Our study had a number of strengths. First, we used a double-blind, placebo-controlled, crossover study design and included an active comparator drug. This allowed for careful consideration to expectancies, and the effectiveness of our blinding is reported. The inclusion of MA as a prototypical stimulant drug allowed for the assessment of prosocial effects unique to MDMA. Furthermore, we included two doses of MDMA to assess dose-related effects. Finally, the Social Feedback Task is a novel way to assess the effects of MDMA on affective responses to different social feedback, and the task is specially tailored to each participant to increase the salience of the social cues.
There are a few limitations to our design that warrant discussion. While the task was designed to closely resemble a virtual social interaction that someone might encounter (i.e., on a dating app), the task was a simplified paradigm rather than a real-world exchange. In line with how this task has previously been implemented (Hsu et al., 2013), subjects were not led to believe that their interactions in the task involved real people who liked or disliked them, but were asked to imagine how they might feel receiving the social feedback they received. This decision not only allowed us to avoid the issue of inconsistency in the effectiveness of deception, but it also limited the validity of the task. Furthermore, a simulated dating app scenario may have limited applicability to social interaction outside the realm of romantic relationships. Another limitation is that plasma levels of MDMA were not collected, limiting our ability to assess drug absorption. Additionally, sessions were spaced 72 h apart, but there is some evidence that CYP2D6 activity might not be fully recovered for several more days after MDMA administration (O’Mathúna et al., 2008). Therefore, although we did not show significant order effects in this study, there may have been lingering effects of MDMA that we did not detect. Finally, our primary measure is a self-report measure, and it is possible there exist discrepancies between self-reported mood and more objective measures (behavioral, physiological, neural) of affective reactivity.
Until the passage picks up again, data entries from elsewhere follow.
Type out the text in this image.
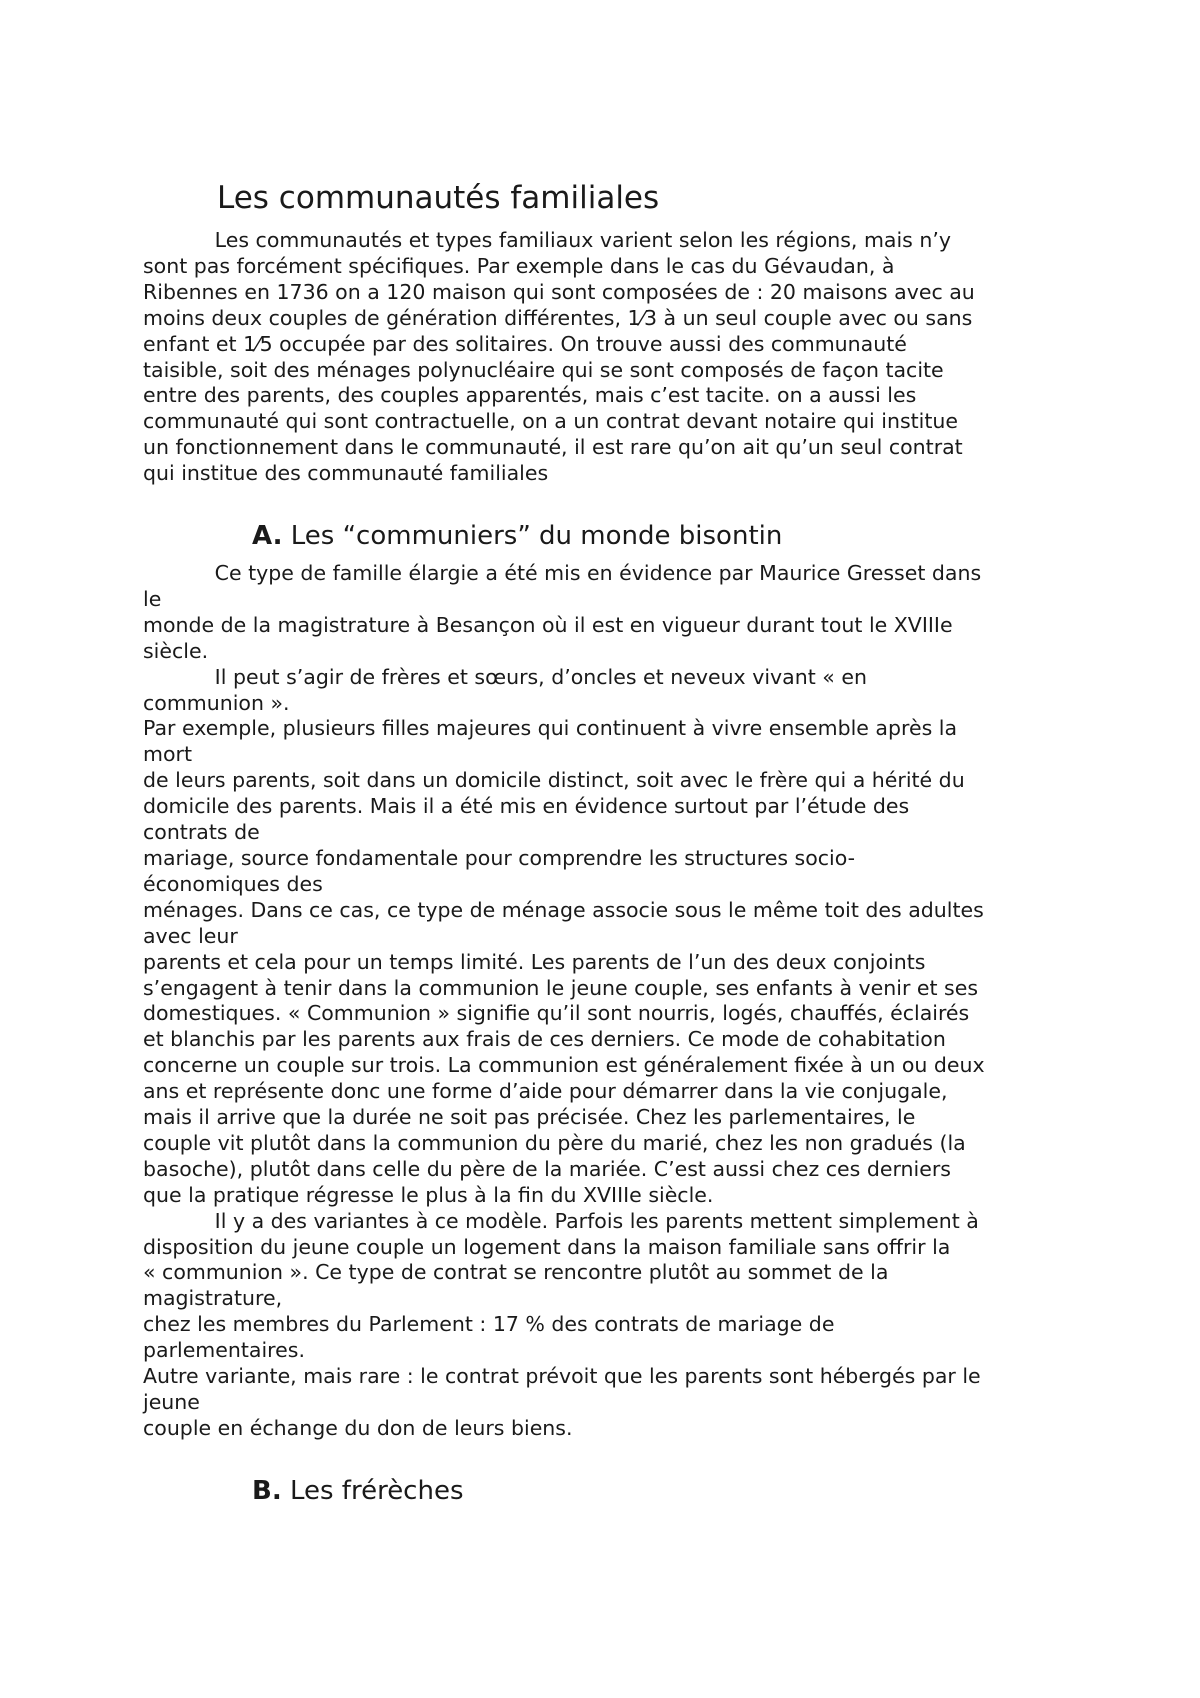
Les communautés familiales

Les communautés et types familiaux varient selon les régions, mais n’y
sont pas forcément spécifiques. Par exemple dans le cas du Gévaudan, à
Ribennes en 1736 on a 120 maison qui sont composées de : 20 maisons avec au
moins deux couples de génération différentes, 1⁄3 à un seul couple avec ou sans
enfant et 1⁄5 occupée par des solitaires. On trouve aussi des communauté
taisible, soit des ménages polynucléaire qui se sont composés de façon tacite
entre des parents, des couples apparentés, mais c’est tacite. on a aussi les
communauté qui sont contractuelle, on a un contrat devant notaire qui institue
un fonctionnement dans le communauté, il est rare qu’on ait qu’un seul contrat
qui institue des communauté familiales

A. Les “communiers” du monde bisontin

Ce type de famille élargie a été mis en évidence par Maurice Gresset dans
le
monde de la magistrature à Besançon où il est en vigueur durant tout le XVIIIe
siècle.
Il peut s’agir de frères et sœurs, d’oncles et neveux vivant « en
communion ».
Par exemple, plusieurs filles majeures qui continuent à vivre ensemble après la
mort
de leurs parents, soit dans un domicile distinct, soit avec le frère qui a hérité du
domicile des parents. Mais il a été mis en évidence surtout par l’étude des
contrats de
mariage, source fondamentale pour comprendre les structures socio-
économiques des
ménages. Dans ce cas, ce type de ménage associe sous le même toit des adultes
avec leur
parents et cela pour un temps limité. Les parents de l’un des deux conjoints
s’engagent à tenir dans la communion le jeune couple, ses enfants à venir et ses
domestiques. « Communion » signifie qu’il sont nourris, logés, chauffés, éclairés
et blanchis par les parents aux frais de ces derniers. Ce mode de cohabitation
concerne un couple sur trois. La communion est généralement fixée à un ou deux
ans et représente donc une forme d’aide pour démarrer dans la vie conjugale,
mais il arrive que la durée ne soit pas précisée. Chez les parlementaires, le
couple vit plutôt dans la communion du père du marié, chez les non gradués (la
basoche), plutôt dans celle du père de la mariée. C’est aussi chez ces derniers
que la pratique régresse le plus à la fin du XVIIIe siècle.
Il y a des variantes à ce modèle. Parfois les parents mettent simplement à
disposition du jeune couple un logement dans la maison familiale sans offrir la
« communion ». Ce type de contrat se rencontre plutôt au sommet de la
magistrature,
chez les membres du Parlement : 17 % des contrats de mariage de
parlementaires.
Autre variante, mais rare : le contrat prévoit que les parents sont hébergés par le
jeune
couple en échange du don de leurs biens.

B. Les frérèches
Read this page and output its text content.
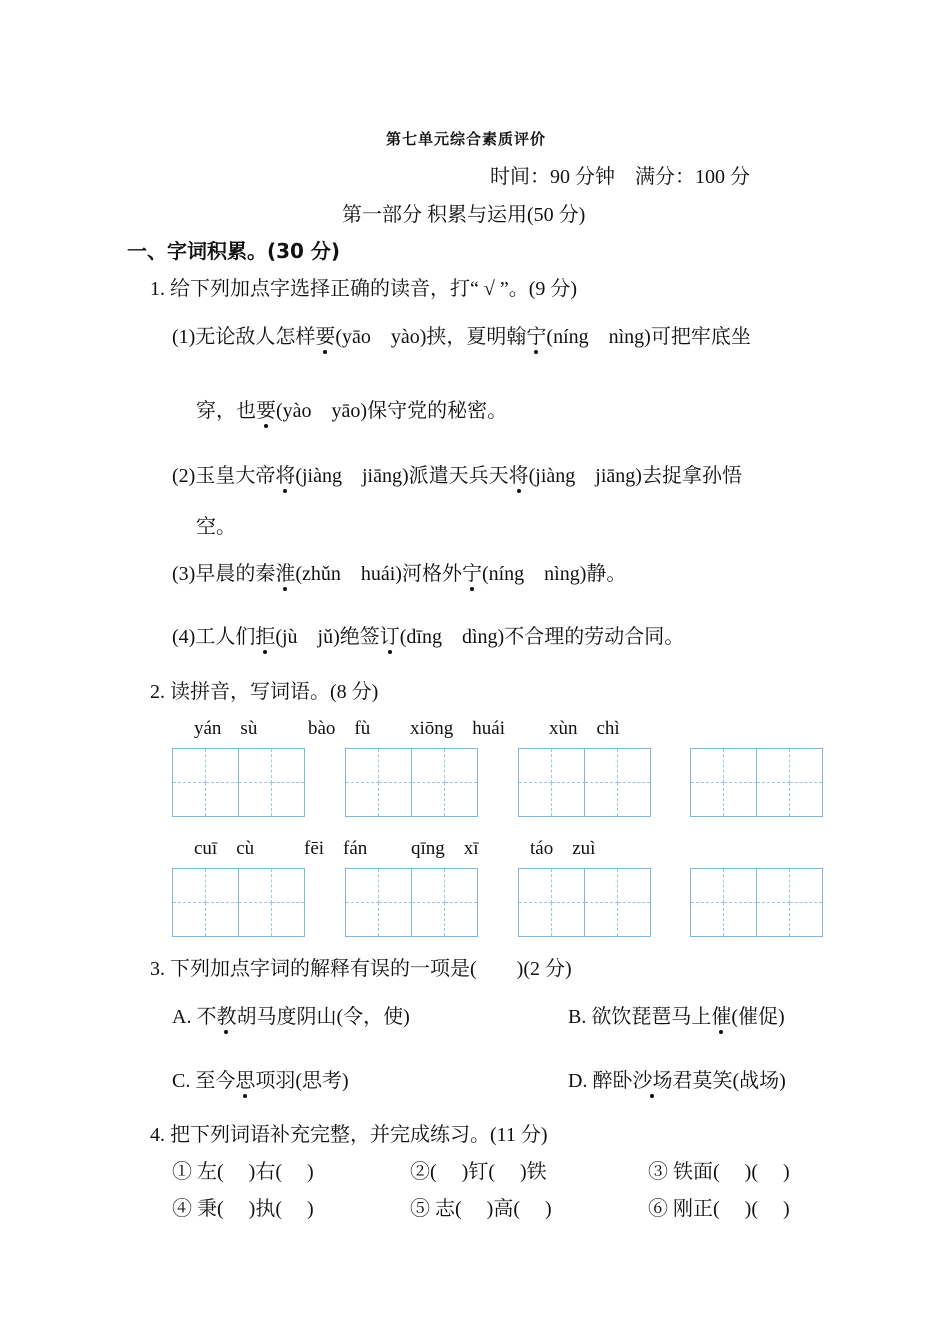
第七单元综合素质评价
时间：90 分钟　满分：100 分
第一部分 积累与运用(50 分)
一、字词积累。(30 分)
1. 给下列加点字选择正确的读音，打“ √ ”。(9 分)
(1)无论敌人怎样要(yāo　yào)挟，夏明翰宁(níng　nìng)可把牢底坐
穿，也要(yào　yāo)保守党的秘密。
(2)玉皇大帝将(jiàng　jiāng)派遣天兵天将(jiàng　jiāng)去捉拿孙悟
空。
(3)早晨的秦淮(zhǔn　huái)河格外宁(níng　nìng)静。
(4)工人们拒(jù　jǔ)绝签订(dīng　dìng)不合理的劳动合同。
2. 读拼音，写词语。(8 分)
yán　sù	bào　fù xiōng　huái xùn　chì
cuī　cù	fēi　fán qīng　xī	táo　zuì
3. 下列加点字词的解释有误的一项是(　　)(2 分)
A. 不教胡马度阴山(令，使)	B. 欲饮琵琶马上催(催促)
C. 至今思项羽(思考)	D. 醉卧沙场君莫笑(战场)
4. 把下列词语补充完整，并完成练习。(11 分)
① 左(　 )右(　 )	②(　 )钉(　 )铁	③ 铁面(　 )(　 )
④ 秉(　 )执(　 )	⑤ 志(　 )高(　 )	⑥ 刚正(　 )(　 )
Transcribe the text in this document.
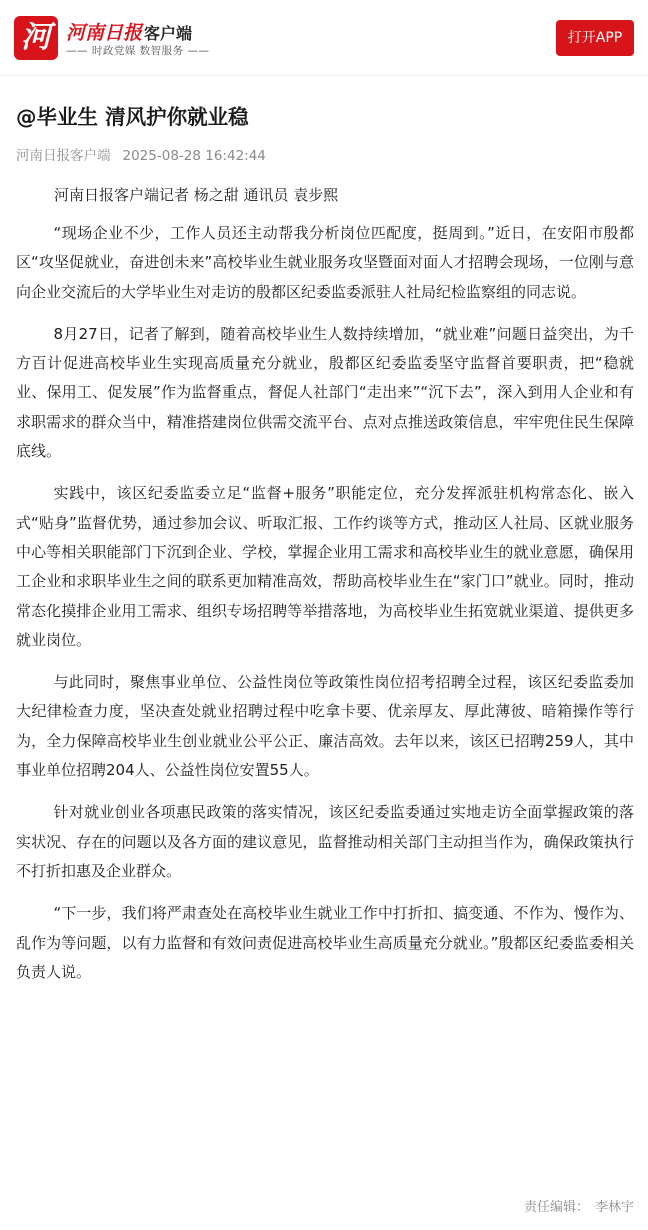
河 河南日报 客户端
—— 时政党媒 数智服务 ——
打开APP
@毕业生 清风护你就业稳
河南日报客户端 2025-08-28 16:42:44

河南日报客户端记者 杨之甜 通讯员 袁步熙

“现场企业不少，工作人员还主动帮我分析岗位匹配度，挺周到。”近日，在安阳市殷都区“攻坚促就业，奋进创未来”高校毕业生就业服务攻坚暨面对面人才招聘会现场，一位刚与意向企业交流后的大学毕业生对走访的殷都区纪委监委派驻人社局纪检监察组的同志说。

8月27日，记者了解到，随着高校毕业生人数持续增加，“就业难”问题日益突出，为千方百计促进高校毕业生实现高质量充分就业，殷都区纪委监委坚守监督首要职责，把“稳就业、保用工、促发展”作为监督重点，督促人社部门“走出来”“沉下去”，深入到用人企业和有求职需求的群众当中，精准搭建岗位供需交流平台、点对点推送政策信息，牢牢兜住民生保障底线。

实践中，该区纪委监委立足“监督+服务”职能定位，充分发挥派驻机构常态化、嵌入式“贴身”监督优势，通过参加会议、听取汇报、工作约谈等方式，推动区人社局、区就业服务中心等相关职能部门下沉到企业、学校，掌握企业用工需求和高校毕业生的就业意愿，确保用工企业和求职毕业生之间的联系更加精准高效，帮助高校毕业生在“家门口”就业。同时，推动常态化摸排企业用工需求、组织专场招聘等举措落地，为高校毕业生拓宽就业渠道、提供更多就业岗位。

与此同时，聚焦事业单位、公益性岗位等政策性岗位招考招聘全过程，该区纪委监委加大纪律检查力度，坚决查处就业招聘过程中吃拿卡要、优亲厚友、厚此薄彼、暗箱操作等行为，全力保障高校毕业生创业就业公平公正、廉洁高效。去年以来，该区已招聘259人，其中事业单位招聘204人、公益性岗位安置55人。

针对就业创业各项惠民政策的落实情况，该区纪委监委通过实地走访全面掌握政策的落实状况、存在的问题以及各方面的建议意见，监督推动相关部门主动担当作为，确保政策执行不打折扣惠及企业群众。

“下一步，我们将严肃查处在高校毕业生就业工作中打折扣、搞变通、不作为、慢作为、乱作为等问题，以有力监督和有效问责促进高校毕业生高质量充分就业。”殷都区纪委监委相关负责人说。

责任编辑： 李林宇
In summary, we investigated the effects of MDMA and MA on responses to social feedback. We report that MDMA, but not MA, enhanced positive affective responses to social feedback compared to placebo. This finding has implications for understanding one mechanism by which MDMA acts as a prosocial compound.
Supplementary Material
Funding
The authors disclosed receipt of the following financial support for the research, authorship, and/or publication of this article: This work was supported by NIH grant R01DA02812 to HdW. AKB is supported by NIH grant DP5OD036172 to AKB.
Footnotes
Declaration of conflicting interests
HdW is on the board of PharmAla Biotech, Inc. and is a consultant to Awakn Life Sciences and Gilgamesh Pharmaceuticals. DTH is currently employed by Tonix Pharmaceuticals.
Supplemental material
Supplemental material for this article is available online.